Pipes have burst at multiple Houston Methodist hospitals across the city, with at least two hospitals operating without water. Hospitals in San Antonio, Arlington and elsewhere have also lost water supply.

While millions were without power or running water, US senator and coup conspirator Ted Cruz, in an act of complete indifference, flew to Cancun, Mexico with his family for a vacation, as confirmed by Fox News and later Cruz himself. After his trip became public, with images of Cruz at the airport going viral on social media late Wednesday, and his staff refusing to confirm his whereabouts, Cruz said he would fly back to Texas on Thursday, in an obvious attempt at damage control.

Cruz stated that “with school canceled for the week, our girls asked to take a trip with friends." He continued: "Wanting to be a good dad, I flew down with them last night and am flying back this afternoon.”

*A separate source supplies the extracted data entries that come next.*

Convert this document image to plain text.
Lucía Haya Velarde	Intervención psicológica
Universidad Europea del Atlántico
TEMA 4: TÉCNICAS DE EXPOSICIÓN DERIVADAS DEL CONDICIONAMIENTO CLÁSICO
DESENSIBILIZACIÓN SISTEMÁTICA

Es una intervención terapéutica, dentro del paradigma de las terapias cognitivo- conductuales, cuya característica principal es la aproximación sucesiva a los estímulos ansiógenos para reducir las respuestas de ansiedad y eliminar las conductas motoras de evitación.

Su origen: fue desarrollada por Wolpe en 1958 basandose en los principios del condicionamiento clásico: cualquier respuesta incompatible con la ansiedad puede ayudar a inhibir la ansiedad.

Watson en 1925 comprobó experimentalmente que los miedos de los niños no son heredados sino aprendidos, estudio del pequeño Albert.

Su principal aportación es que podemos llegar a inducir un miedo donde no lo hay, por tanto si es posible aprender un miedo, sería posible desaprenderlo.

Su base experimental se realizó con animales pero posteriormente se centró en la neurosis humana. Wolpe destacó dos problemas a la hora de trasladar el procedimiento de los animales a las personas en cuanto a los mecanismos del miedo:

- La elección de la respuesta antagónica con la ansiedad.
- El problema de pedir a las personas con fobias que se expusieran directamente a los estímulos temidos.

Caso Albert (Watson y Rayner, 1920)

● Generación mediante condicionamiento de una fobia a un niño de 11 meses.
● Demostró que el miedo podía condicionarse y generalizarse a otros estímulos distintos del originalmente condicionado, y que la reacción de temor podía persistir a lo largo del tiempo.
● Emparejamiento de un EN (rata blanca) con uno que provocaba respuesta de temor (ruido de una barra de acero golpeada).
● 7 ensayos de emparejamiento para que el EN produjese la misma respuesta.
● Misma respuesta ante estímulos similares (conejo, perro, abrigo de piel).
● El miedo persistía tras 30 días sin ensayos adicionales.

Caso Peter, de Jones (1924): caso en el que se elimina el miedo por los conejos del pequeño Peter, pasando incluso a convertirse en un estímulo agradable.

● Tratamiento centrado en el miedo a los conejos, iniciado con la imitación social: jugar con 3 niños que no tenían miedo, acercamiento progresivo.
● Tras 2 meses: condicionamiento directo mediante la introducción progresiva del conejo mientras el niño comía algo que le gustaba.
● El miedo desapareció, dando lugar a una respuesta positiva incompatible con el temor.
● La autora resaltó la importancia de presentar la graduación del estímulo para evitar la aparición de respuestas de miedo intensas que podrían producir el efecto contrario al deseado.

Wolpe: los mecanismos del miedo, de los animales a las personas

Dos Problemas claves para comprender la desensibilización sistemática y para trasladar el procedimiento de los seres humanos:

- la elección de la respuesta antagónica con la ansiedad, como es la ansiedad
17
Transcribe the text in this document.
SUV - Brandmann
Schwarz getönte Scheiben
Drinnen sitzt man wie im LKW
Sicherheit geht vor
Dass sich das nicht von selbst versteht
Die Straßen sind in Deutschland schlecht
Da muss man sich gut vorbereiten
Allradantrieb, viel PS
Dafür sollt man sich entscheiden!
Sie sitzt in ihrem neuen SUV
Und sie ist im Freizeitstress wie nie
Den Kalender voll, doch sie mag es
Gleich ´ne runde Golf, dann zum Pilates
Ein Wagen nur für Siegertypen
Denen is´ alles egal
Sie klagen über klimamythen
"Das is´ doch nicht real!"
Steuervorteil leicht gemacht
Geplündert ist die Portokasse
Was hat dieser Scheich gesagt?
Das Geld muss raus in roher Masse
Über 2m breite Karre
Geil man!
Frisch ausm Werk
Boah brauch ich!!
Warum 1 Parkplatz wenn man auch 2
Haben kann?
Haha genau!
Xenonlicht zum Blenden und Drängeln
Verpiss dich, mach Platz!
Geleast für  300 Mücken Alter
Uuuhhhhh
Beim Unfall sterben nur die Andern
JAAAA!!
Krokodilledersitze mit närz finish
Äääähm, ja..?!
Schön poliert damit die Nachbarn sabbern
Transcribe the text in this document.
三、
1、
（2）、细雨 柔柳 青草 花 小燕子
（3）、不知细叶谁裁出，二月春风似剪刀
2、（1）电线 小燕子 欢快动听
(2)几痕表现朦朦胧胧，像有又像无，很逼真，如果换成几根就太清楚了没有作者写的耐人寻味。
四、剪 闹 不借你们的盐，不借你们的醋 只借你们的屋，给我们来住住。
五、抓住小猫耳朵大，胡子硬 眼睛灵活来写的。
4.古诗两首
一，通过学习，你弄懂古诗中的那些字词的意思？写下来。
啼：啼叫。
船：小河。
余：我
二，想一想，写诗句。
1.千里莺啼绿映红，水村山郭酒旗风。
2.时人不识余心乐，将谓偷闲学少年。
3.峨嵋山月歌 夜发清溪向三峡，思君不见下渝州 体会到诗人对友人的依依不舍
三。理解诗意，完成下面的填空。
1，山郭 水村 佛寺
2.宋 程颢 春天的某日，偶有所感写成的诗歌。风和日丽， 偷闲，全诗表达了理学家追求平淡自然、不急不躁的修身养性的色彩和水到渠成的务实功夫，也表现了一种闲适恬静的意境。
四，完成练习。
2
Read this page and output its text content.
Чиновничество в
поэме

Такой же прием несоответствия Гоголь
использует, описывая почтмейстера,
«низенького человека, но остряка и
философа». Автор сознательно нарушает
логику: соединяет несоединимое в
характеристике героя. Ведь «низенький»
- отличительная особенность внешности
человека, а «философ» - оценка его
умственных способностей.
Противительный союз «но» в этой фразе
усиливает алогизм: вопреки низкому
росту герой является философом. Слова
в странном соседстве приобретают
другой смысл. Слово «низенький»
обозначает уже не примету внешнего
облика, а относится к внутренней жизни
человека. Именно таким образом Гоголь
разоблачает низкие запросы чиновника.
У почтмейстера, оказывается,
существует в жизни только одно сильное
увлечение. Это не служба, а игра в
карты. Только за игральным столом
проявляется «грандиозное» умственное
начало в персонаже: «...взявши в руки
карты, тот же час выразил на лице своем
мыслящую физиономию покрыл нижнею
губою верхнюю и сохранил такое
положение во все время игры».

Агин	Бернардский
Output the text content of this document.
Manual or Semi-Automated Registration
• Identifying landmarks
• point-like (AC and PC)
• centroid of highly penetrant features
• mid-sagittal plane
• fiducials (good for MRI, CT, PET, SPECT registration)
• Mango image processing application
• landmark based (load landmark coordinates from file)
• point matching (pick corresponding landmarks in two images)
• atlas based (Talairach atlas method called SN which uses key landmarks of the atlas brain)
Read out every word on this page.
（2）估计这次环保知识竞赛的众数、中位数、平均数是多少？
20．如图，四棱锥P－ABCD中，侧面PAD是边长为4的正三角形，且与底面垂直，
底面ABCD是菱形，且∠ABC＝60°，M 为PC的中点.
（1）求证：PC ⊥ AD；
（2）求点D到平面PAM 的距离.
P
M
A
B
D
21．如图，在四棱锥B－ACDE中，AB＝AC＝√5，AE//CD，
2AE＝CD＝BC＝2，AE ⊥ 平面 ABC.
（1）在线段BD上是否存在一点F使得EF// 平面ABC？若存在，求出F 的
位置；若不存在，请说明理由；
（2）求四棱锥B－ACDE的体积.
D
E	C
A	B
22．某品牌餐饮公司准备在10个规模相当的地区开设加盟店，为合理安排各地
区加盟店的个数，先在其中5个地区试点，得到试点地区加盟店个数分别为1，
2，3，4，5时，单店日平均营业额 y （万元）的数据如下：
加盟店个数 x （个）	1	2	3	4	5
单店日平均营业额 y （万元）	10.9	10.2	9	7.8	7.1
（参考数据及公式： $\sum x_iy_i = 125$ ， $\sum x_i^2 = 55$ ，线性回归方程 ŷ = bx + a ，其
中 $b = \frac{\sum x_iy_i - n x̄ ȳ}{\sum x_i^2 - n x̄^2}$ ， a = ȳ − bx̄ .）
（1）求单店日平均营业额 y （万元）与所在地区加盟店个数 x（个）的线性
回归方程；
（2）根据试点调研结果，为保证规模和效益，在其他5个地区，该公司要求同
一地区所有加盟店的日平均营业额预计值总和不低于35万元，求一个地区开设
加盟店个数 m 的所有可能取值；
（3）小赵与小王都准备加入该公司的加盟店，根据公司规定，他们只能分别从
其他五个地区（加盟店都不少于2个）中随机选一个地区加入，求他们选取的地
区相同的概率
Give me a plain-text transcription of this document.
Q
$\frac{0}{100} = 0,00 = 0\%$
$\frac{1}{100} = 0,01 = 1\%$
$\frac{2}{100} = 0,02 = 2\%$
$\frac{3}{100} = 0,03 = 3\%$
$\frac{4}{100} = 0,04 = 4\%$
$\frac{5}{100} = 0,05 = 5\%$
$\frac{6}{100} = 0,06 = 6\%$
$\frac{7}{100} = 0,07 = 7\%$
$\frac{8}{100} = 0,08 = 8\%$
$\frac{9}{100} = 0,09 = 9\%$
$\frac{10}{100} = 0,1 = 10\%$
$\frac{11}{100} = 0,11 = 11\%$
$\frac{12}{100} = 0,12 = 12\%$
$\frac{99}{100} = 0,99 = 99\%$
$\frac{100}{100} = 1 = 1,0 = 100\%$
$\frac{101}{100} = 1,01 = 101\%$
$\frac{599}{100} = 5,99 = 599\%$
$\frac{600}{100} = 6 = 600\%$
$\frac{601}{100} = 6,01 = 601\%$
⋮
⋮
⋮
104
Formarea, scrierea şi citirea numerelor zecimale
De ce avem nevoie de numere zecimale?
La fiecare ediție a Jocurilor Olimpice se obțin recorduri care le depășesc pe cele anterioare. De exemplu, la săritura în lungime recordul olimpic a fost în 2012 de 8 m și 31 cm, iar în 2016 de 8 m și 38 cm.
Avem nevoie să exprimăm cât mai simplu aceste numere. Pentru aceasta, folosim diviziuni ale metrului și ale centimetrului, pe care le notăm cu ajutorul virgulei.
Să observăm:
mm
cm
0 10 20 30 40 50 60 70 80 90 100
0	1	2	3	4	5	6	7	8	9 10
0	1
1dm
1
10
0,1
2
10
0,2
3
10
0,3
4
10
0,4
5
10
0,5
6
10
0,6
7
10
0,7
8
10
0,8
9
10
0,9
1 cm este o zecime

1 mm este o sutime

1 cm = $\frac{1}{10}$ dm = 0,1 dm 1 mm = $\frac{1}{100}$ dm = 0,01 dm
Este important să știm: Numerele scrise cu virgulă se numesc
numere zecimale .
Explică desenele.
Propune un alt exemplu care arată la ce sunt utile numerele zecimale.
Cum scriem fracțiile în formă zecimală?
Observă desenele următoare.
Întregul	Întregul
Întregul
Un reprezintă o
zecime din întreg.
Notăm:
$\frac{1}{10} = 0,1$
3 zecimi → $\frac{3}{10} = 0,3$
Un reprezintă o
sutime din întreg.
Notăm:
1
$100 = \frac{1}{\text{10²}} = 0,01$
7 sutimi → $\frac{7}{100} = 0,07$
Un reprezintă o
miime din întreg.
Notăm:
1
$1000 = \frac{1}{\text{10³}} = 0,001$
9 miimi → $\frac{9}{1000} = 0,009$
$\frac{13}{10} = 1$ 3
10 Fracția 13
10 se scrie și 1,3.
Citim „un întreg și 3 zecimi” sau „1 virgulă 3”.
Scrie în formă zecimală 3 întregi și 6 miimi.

Cruz and his family not only flew out of the state when most people were stuck at home in freezing temperatures in the dark. He booked rooms at the Ritz-Carlton Hotel, which, according to its website, is “a five-star, oceanfront retreat” that “seamlessly fuses coastal luxury with the region’s rich cultural legacy.”

Michael, a teacher from Texas, commented to the WSWS, “We are in a Third World situation. People are dying of the elements and an uncontrolled plague, with no power, no groceries and no water. And where we have it, we are told to boil it despite having no power. All this as our oligarchic ruler flees to Cancun.”

The Texas Democratic Party issued a hypocritical statement denouncing Cruz, stating, “In the middle of one of the worst crises in Texas history, Texas Republican Senator Ted Cruz jetted off to Cancun, Mexico. His constituents in Texas remain trapped in the cold, without clean water, heat, or warm food. 37 of them have died ... This is what we’ve come to expect from Texas Republican leadership. They are self-serving, inept, corrupt politicians who think that being in office entitles them to do whatever they want.”

For their part, there has been no shortage of Democrats going on vacations during the deadly COVID-19 pandemic.

Austin Mayor Steve Adler traveled to Cabo San Lucas, Mexico in December amid the mass spread of coronavirus. Denver Mayor Michael Hancock traveled to Mississippi for a family visit in November after telling residents to “avoid travel” and “stay home as much as you can.”

Top California Democrats attended the Independent Voter Project’s annual policy conference in Hawaii in November just after California issued a warning against non-essential and out-of-state travel. State lawmakers, lobbyists and industry representatives “rub[bed] elbows over cocktails while discussing policy under the Hawaiian sun,” as the Sacramento Bee reported.